名古屋グランパスが着々と勝ち点を積み上げているが、好調の要因の一つがバリエーション豊かな攻撃だろう。その一角を担うのがマテウスだ。高速ドリブルと意外性のあるプレーで気持ちよさそうに赤鯱を引っ張っている。

上写真=鋭いドリブルが目を奪う。マテウスが好調だ(写真◎J.LEAGUE)

59分のコンビネーション

 名古屋グランパスの好調を紐解いていくと、大きな魅力になっているのが攻撃を司る選手たちのカラフルな個性だ。

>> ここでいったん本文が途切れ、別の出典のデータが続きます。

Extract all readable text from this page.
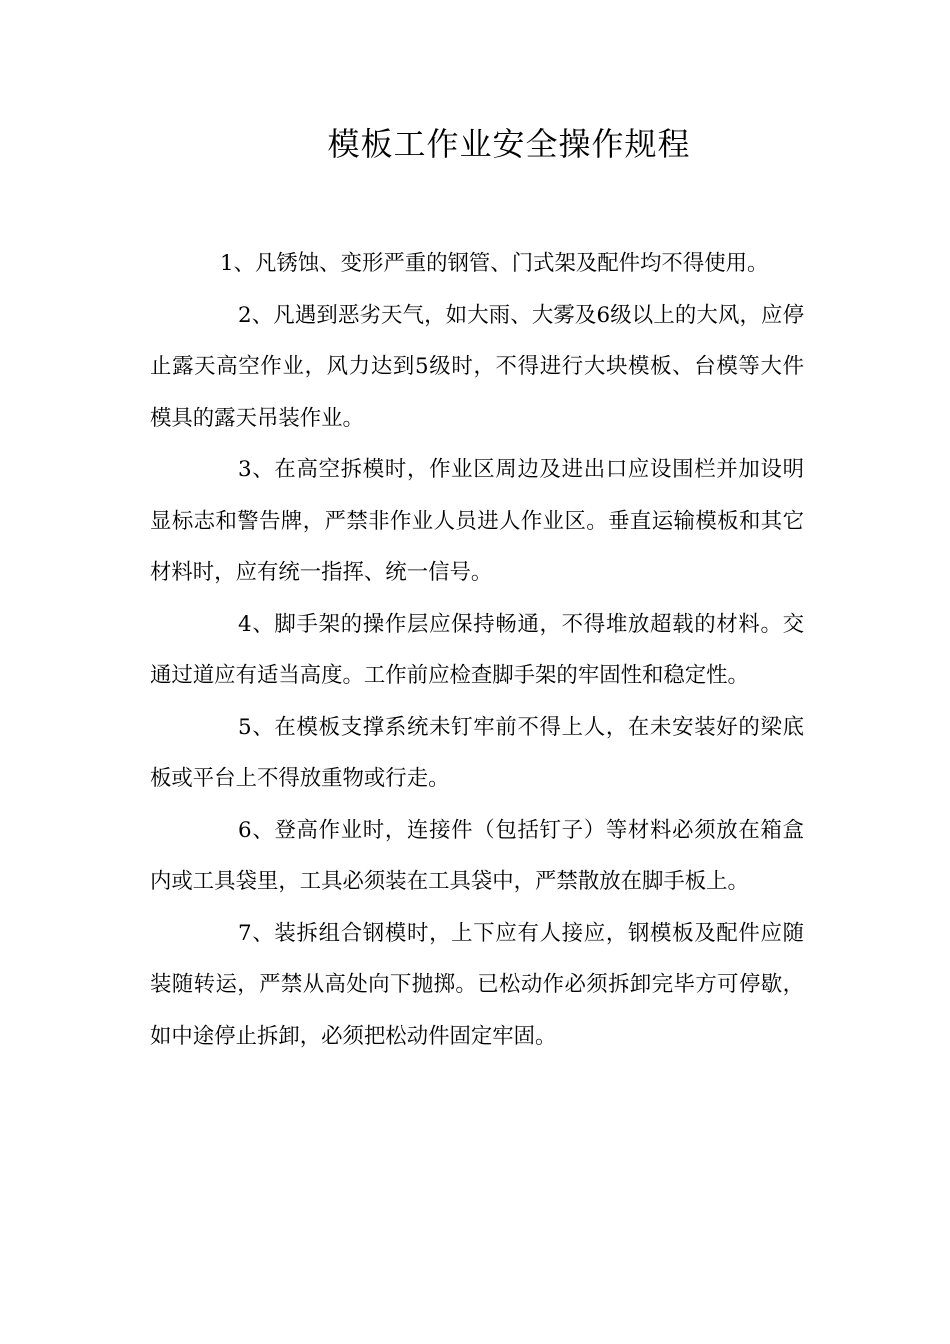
模板工作业安全操作规程

1、凡锈蚀、变形严重的钢管、门式架及配件均不得使用。

2、凡遇到恶劣天气，如大雨、大雾及6级以上的大风，应停止露天高空作业，风力达到5级时，不得进行大块模板、台模等大件模具的露天吊装作业。

3、在高空拆模时，作业区周边及进出口应设围栏并加设明显标志和警告牌，严禁非作业人员进人作业区。垂直运输模板和其它材料时，应有统一指挥、统一信号。

4、脚手架的操作层应保持畅通，不得堆放超载的材料。交通过道应有适当高度。工作前应检查脚手架的牢固性和稳定性。

5、在模板支撑系统未钉牢前不得上人，在未安装好的梁底板或平台上不得放重物或行走。

6、登高作业时，连接件（包括钉子）等材料必须放在箱盒内或工具袋里，工具必须装在工具袋中，严禁散放在脚手板上。

7、装拆组合钢模时，上下应有人接应，钢模板及配件应随装随转运，严禁从高处向下抛掷。已松动作必须拆卸完毕方可停歇，如中途停止拆卸，必须把松动件固定牢固。
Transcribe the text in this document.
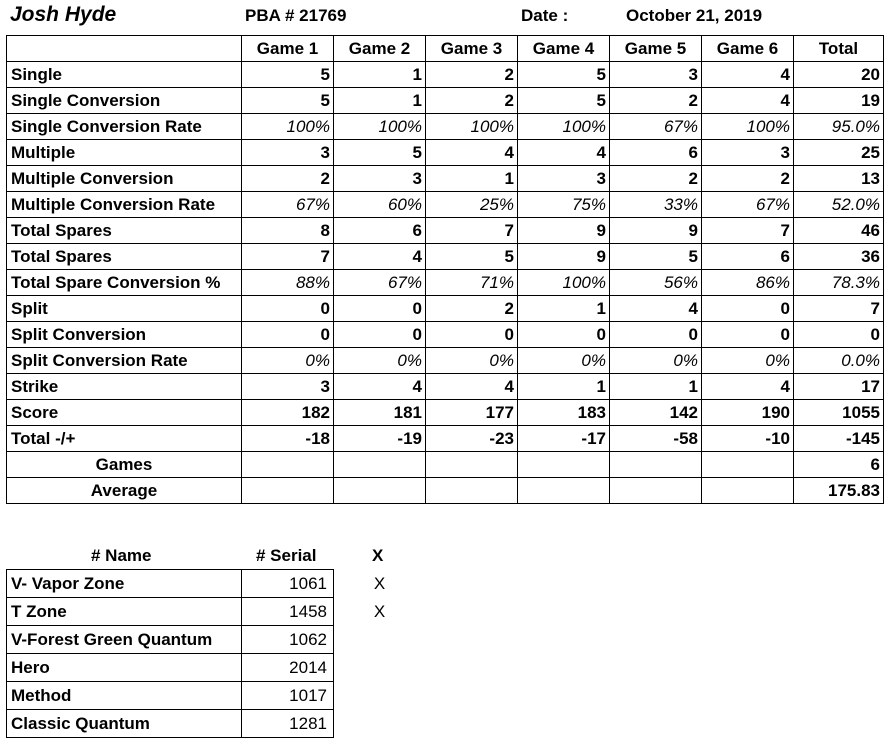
Josh Hyde	PBA # 21769	Date :	October 21, 2019
	Game 1	Game 2	Game 3	Game 4	Game 5	Game 6	Total
Single	5	1	2	5	3	4	20
Single Conversion	5	1	2	5	2	4	19
Single Conversion Rate	100%	100%	100%	100%	67%	100%	95.0%
Multiple	3	5	4	4	6	3	25
Multiple Conversion	2	3	1	3	2	2	13
Multiple Conversion Rate	67%	60%	25%	75%	33%	67%	52.0%
Total Spares	8	6	7	9	9	7	46
Total Spares	7	4	5	9	5	6	36
Total Spare Conversion %	88%	67%	71%	100%	56%	86%	78.3%
Split	0	0	2	1	4	0	7
Split Conversion	0	0	0	0	0	0	0
Split Conversion Rate	0%	0%	0%	0%	0%	0%	0.0%
Strike	3	4	4	1	1	4	17
Score	182	181	177	183	142	190	1055
Total -/+	-18	-19	-23	-17	-58	-10	-145
Games							6
Average							175.83
# Name	# Serial	X
V- Vapor Zone	1061	X
T Zone	1458	X
V-Forest Green Quantum	1062	
Hero	2014	
Method	1017	
Classic Quantum	1281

 1-0で勝利を収めたJ1第5節のサガン鳥栖戦では、前方にマテウス、阿部浩之、相馬勇紀、山崎凌吾を配置し、前田直輝、ガブリエル・シャビエルが途中出場、この試合は契約の問題で出場できなかった金崎夢生もいて、ボランチの米本拓司や稲垣祥、途中出場のジョアン・シミッチの攻撃力が彼らをサポートし、サイドバックの成瀬竣平、吉田豊のオーバーラップも飛び出してくる。しかも、センターバックの丸山祐市と中谷進之介も常に崩しのパスを狙っているとあって、リアルに「どこからでも狙えるチーム」なのである。

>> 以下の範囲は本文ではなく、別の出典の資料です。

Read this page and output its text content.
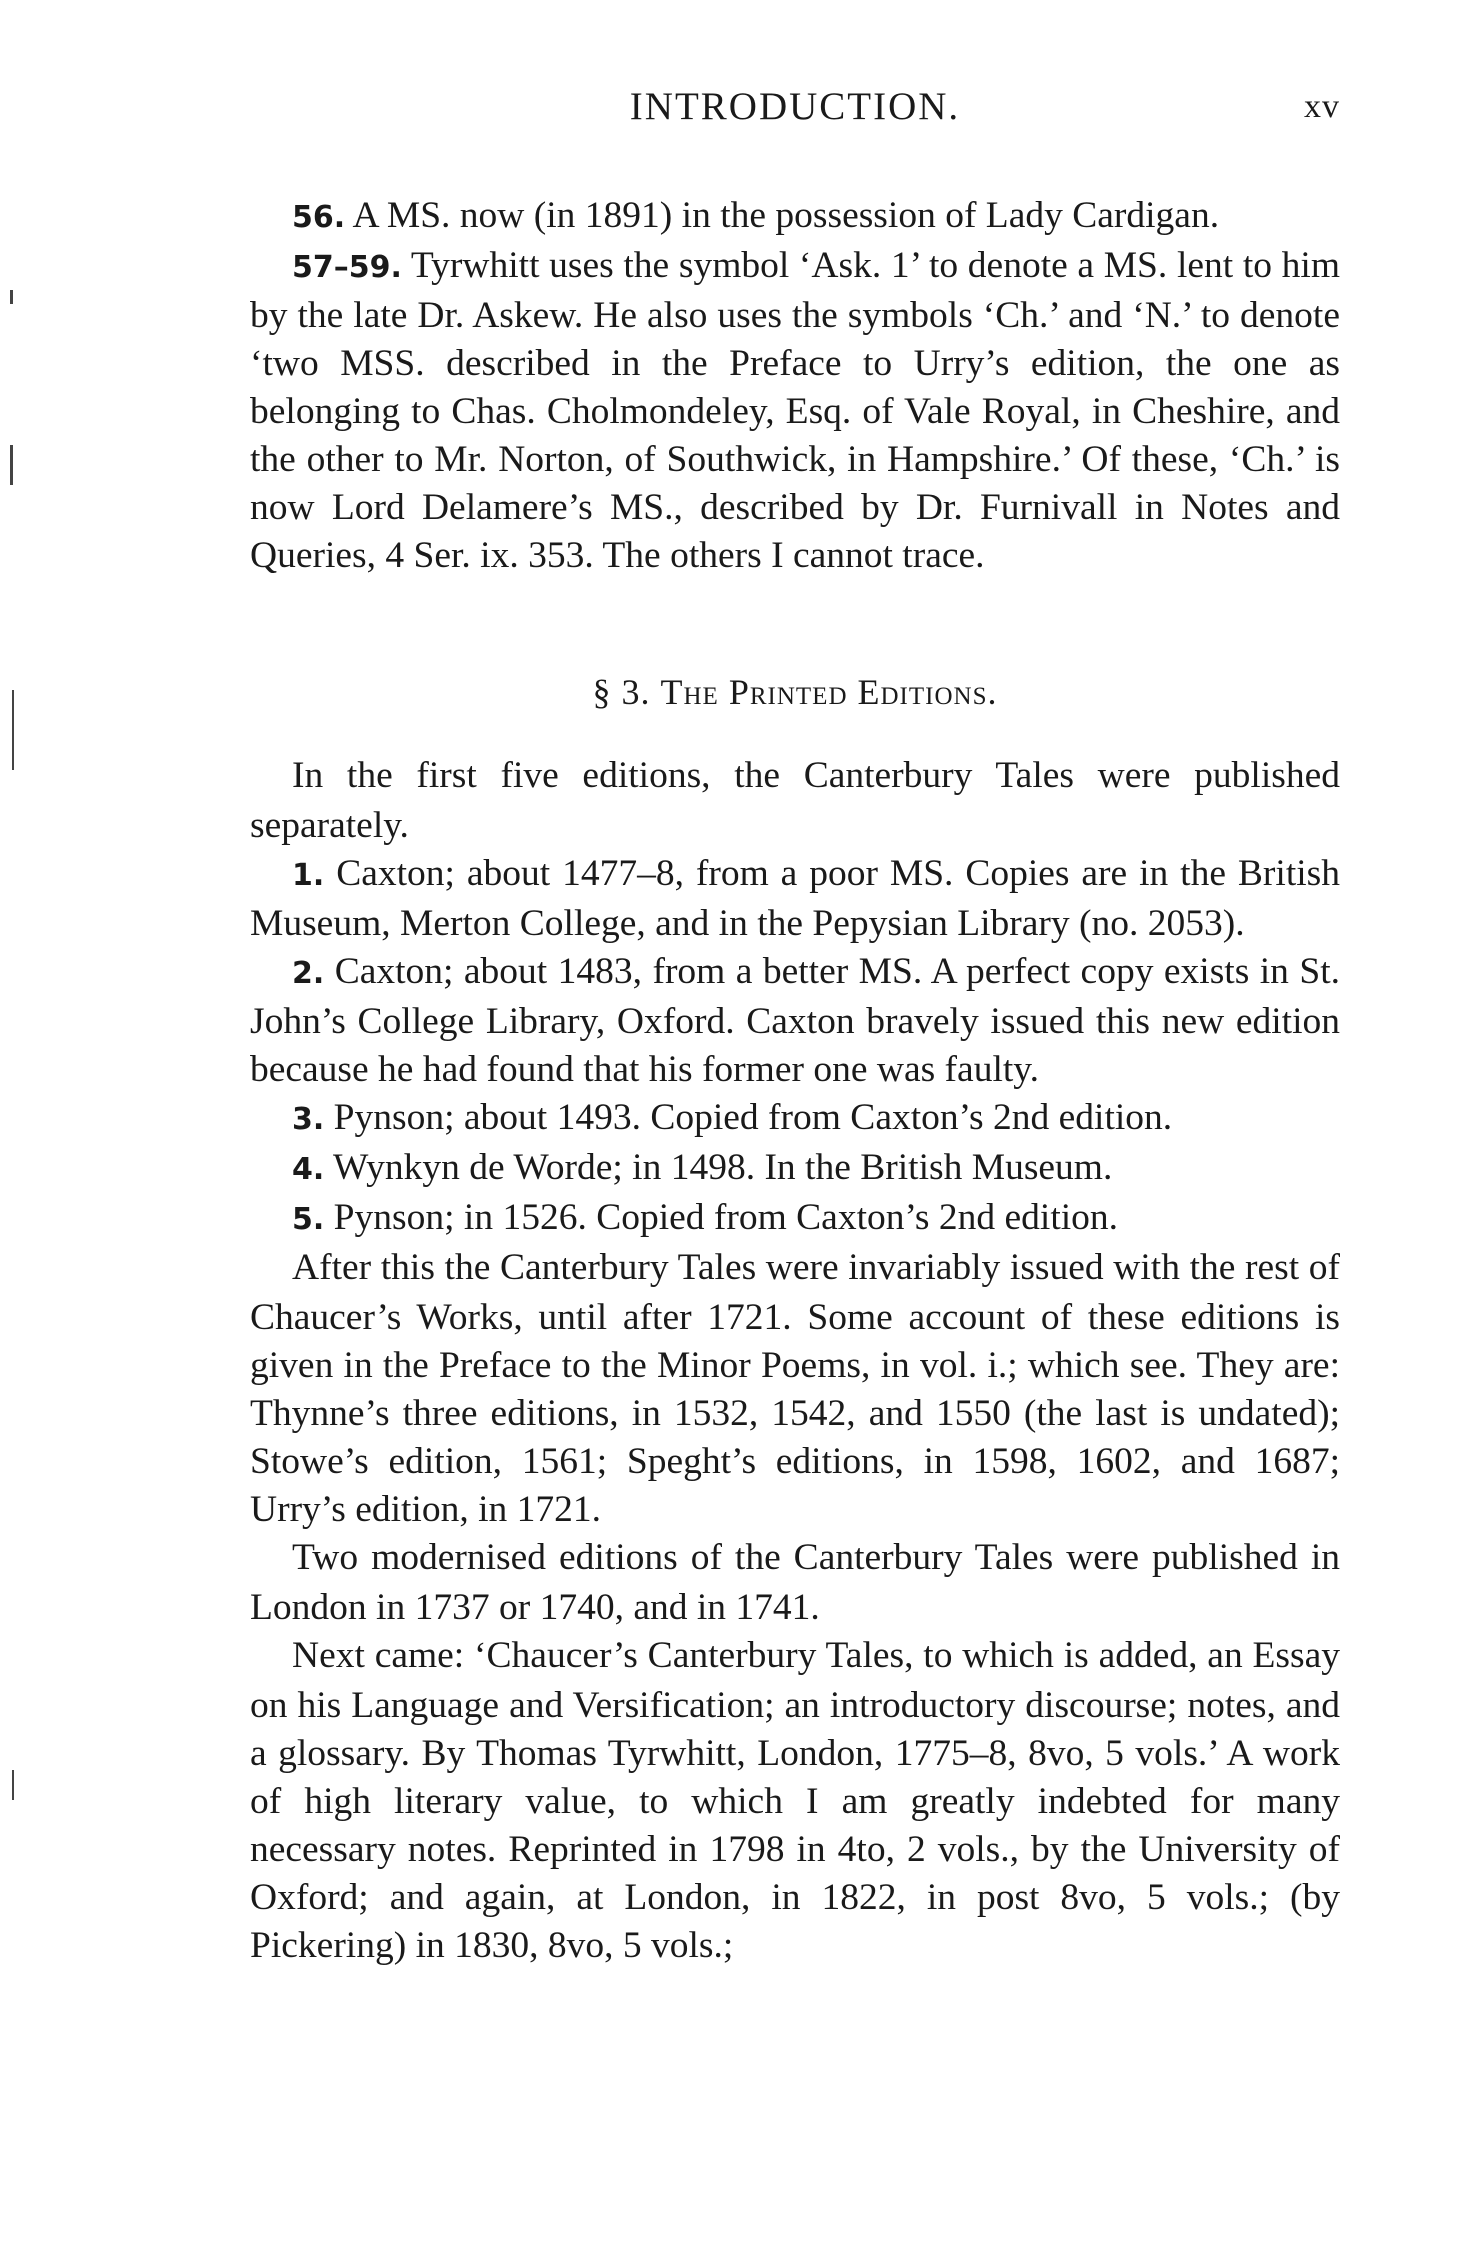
INTRODUCTION.	xv

56. A MS. now (in 1891) in the possession of Lady Cardigan.

57–59. Tyrwhitt uses the symbol ‘Ask. 1’ to denote a MS. lent to him by the late Dr. Askew. He also uses the symbols ‘Ch.’ and ‘N.’ to denote ‘two MSS. described in the Preface to Urry’s edition, the one as belonging to Chas. Cholmondeley, Esq. of Vale Royal, in Cheshire, and the other to Mr. Norton, of Southwick, in Hampshire.’ Of these, ‘Ch.’ is now Lord Delamere’s MS., described by Dr. Furnivall in Notes and Queries, 4 Ser. ix. 353. The others I cannot trace.

§ 3. The Printed Editions.

In the first five editions, the Canterbury Tales were published separately.

1. Caxton; about 1477–8, from a poor MS. Copies are in the British Museum, Merton College, and in the Pepysian Library (no. 2053).

2. Caxton; about 1483, from a better MS. A perfect copy exists in St. John’s College Library, Oxford. Caxton bravely issued this new edition because he had found that his former one was faulty.

3. Pynson; about 1493. Copied from Caxton’s 2nd edition.

4. Wynkyn de Worde; in 1498. In the British Museum.

5. Pynson; in 1526. Copied from Caxton’s 2nd edition.

After this the Canterbury Tales were invariably issued with the rest of Chaucer’s Works, until after 1721. Some account of these editions is given in the Preface to the Minor Poems, in vol. i.; which see. They are: Thynne’s three editions, in 1532, 1542, and 1550 (the last is undated); Stowe’s edition, 1561; Speght’s editions, in 1598, 1602, and 1687; Urry’s edition, in 1721.

Two modernised editions of the Canterbury Tales were published in London in 1737 or 1740, and in 1741.

Next came: ‘Chaucer’s Canterbury Tales, to which is added, an Essay on his Language and Versification; an introductory discourse; notes, and a glossary. By Thomas Tyrwhitt, London, 1775–8, 8vo, 5 vols.’ A work of high literary value, to which I am greatly indebted for many necessary notes. Reprinted in 1798 in 4to, 2 vols., by the University of Oxford; and again, at London, in 1822, in post 8vo, 5 vols.; (by Pickering) in 1830, 8vo, 5 vols.;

「攻撃面の選手がクオリティーが高いと思います。前に絡む選手がたくさんいる中で、どのメンバーが出てもいいプレーを見せてくれるという期待が高いんです。そこがストロングポイントですね。前線でいいコンビネーションができているので、このままやり続けていきたい」

 ピッチの中でマテウスもそう実感しているのだから、見ている方も楽しいに決まっている。

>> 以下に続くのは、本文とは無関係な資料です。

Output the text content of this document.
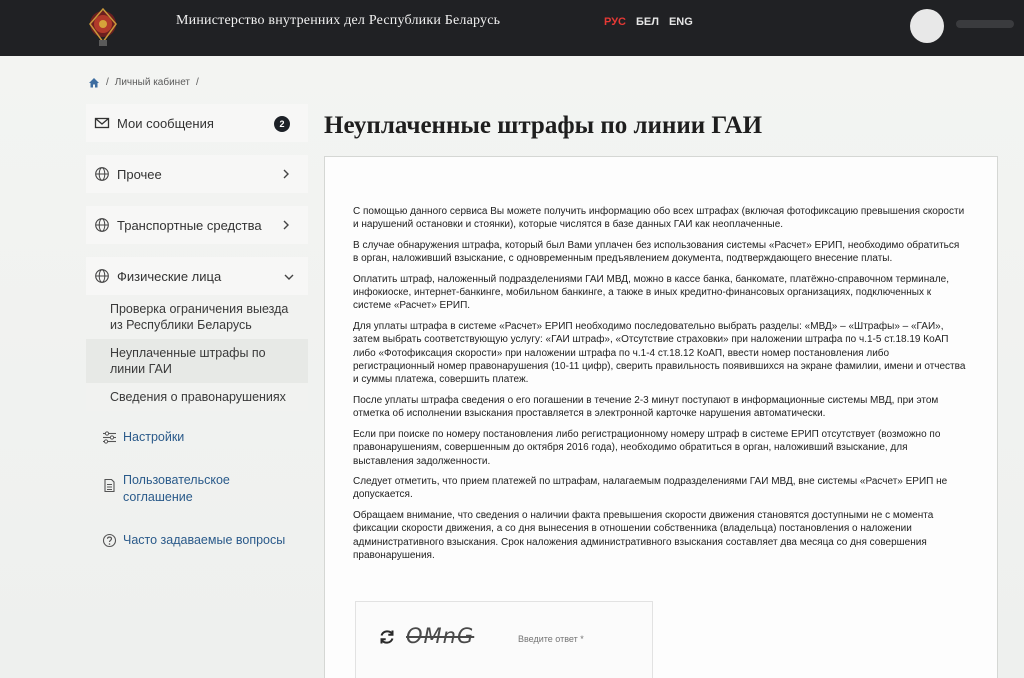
Министерство внутренних дел Республики Беларусь	РУС БЕЛ ENG
/ Личный кабинет /
Мои сообщения	2
Прочее
Транспортные средства
Физические лица
Проверка ограничения выезда из Республики Беларусь
Неуплаченные штрафы по линии ГАИ
Сведения о правонарушениях
Настройки
Пользовательское соглашение
Часто задаваемые вопросы
Неуплаченные штрафы по линии ГАИ

С помощью данного сервиса Вы можете получить информацию обо всех штрафах (включая фотофиксацию превышения скорости и нарушений остановки и стоянки), которые числятся в базе данных ГАИ как неоплаченные.

В случае обнаружения штрафа, который был Вами уплачен без использования системы «Расчет» ЕРИП, необходимо обратиться в орган, наложивший взыскание, с одновременным предъявлением документа, подтверждающего внесение платы.

Оплатить штраф, наложенный подразделениями ГАИ МВД, можно в кассе банка, банкомате, платёжно-справочном терминале, инфокиоске, интернет-банкинге, мобильном банкинге, а также в иных кредитно-финансовых организациях, подключенных к системе «Расчет» ЕРИП.

Для уплаты штрафа в системе «Расчет» ЕРИП необходимо последовательно выбрать разделы: «МВД» – «Штрафы» – «ГАИ», затем выбрать соответствующую услугу: «ГАИ штраф», «Отсутствие страховки» при наложении штрафа по ч.1-5 ст.18.19 КоАП либо «Фотофиксация скорости» при наложении штрафа по ч.1-4 ст.18.12 КоАП, ввести номер постановления либо регистрационный номер правонарушения (10-11 цифр), сверить правильность появившихся на экране фамилии, имени и отчества и суммы платежа, совершить платеж.

После уплаты штрафа сведения о его погашении в течение 2-3 минут поступают в информационные системы МВД, при этом отметка об исполнении взыскания проставляется в электронной карточке нарушения автоматически.

Если при поиске по номеру постановления либо регистрационному номеру штраф в системе ЕРИП отсутствует (возможно по правонарушениям, совершенным до октября 2016 года), необходимо обратиться в орган, наложивший взыскание, для выставления задолженности.

Следует отметить, что прием платежей по штрафам, налагаемым подразделениями ГАИ МВД, вне системы «Расчет» ЕРИП не допускается.

Обращаем внимание, что сведения о наличии факта превышения скорости движения становятся доступными не с момента фиксации скорости движения, а со дня вынесения в отношении собственника (владельца) постановления о наложении административного взыскания. Срок наложения административного взыскания составляет два месяца со дня совершения правонарушения.

OMnG
Введите ответ *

 例えば、鳥栖戦では59分にこんなシーンがあった。最終ラインで丸山、米本、吉田の3人でボールを回してプレスを剥がしながら時間を作ると、吉田が中盤の前田に鋭い縦パスを差し込む。前を向いた前田は左のマテウスに預けてそのままゴール前へ猛ダッシュ、マテウスもゴールに向かって勝負…を仕掛けた瞬間に、すぐ横に走り込んできた前田にラストパス、前田がダイレクトで強烈な左足ショットを見舞ったのだ。残念ながらボールはバーを叩いてしまうのだが、マテウスはこのシーンを「いいコンビネーション」の例に挙げている。

〈59分のチャンスシーン〉

「(前田)直輝はスピードがあってコンビが生まれやすいので、近くでプレーするように意識しています。自分が中には入れば直輝がサイドをカバーしてくれるというように、やりやすいんです。他の選手についても、クオリティーを見ながら判断していきます」

「自分が中に入ったときには、いい形でやりきるという意識が高いですね。そこでいいポジションを取っている選手にアシストできればいいし、自分でシュートするのも好きです。鳥栖戦で直輝がバーに当てたシュートの場面でも、自分で左足に持ち込んでシュートという可能性もありましたけど、パスを選択しました。チームがいい形でやりきるようにプレーしたいんです」

 そんな色とりどりの攻撃パターンを引き締めるのが、フィッカデンティ監督の代名詞とも言える、堅守のリアリズムかもしれない。

「攻撃に関して特徴を出しながらも、ディフェンスのことを考えながら失点しない意識が高いと思います。勝ち続けるために、攻撃も守備も100パーセントでやっていきたいです」

「まずディフェンスを意識する中で、奪ったら空いているスペースを使おうという考えで守っています。鳥栖戦でもそういうカウンターがあって、もっとゴールに向かった走りやドリブルをしていくべきかなとも思います。相手のミスを待ちながら自分たちの守備を固めて強くして、奪ったらカウンターを仕掛けてしっかり決めたいと思います」

 次節はアウェーで大分トリニータと戦う。マテウスとその仲間たちが、攻撃の進化に向けた次の一歩を踏み出す90分になるかもしれない。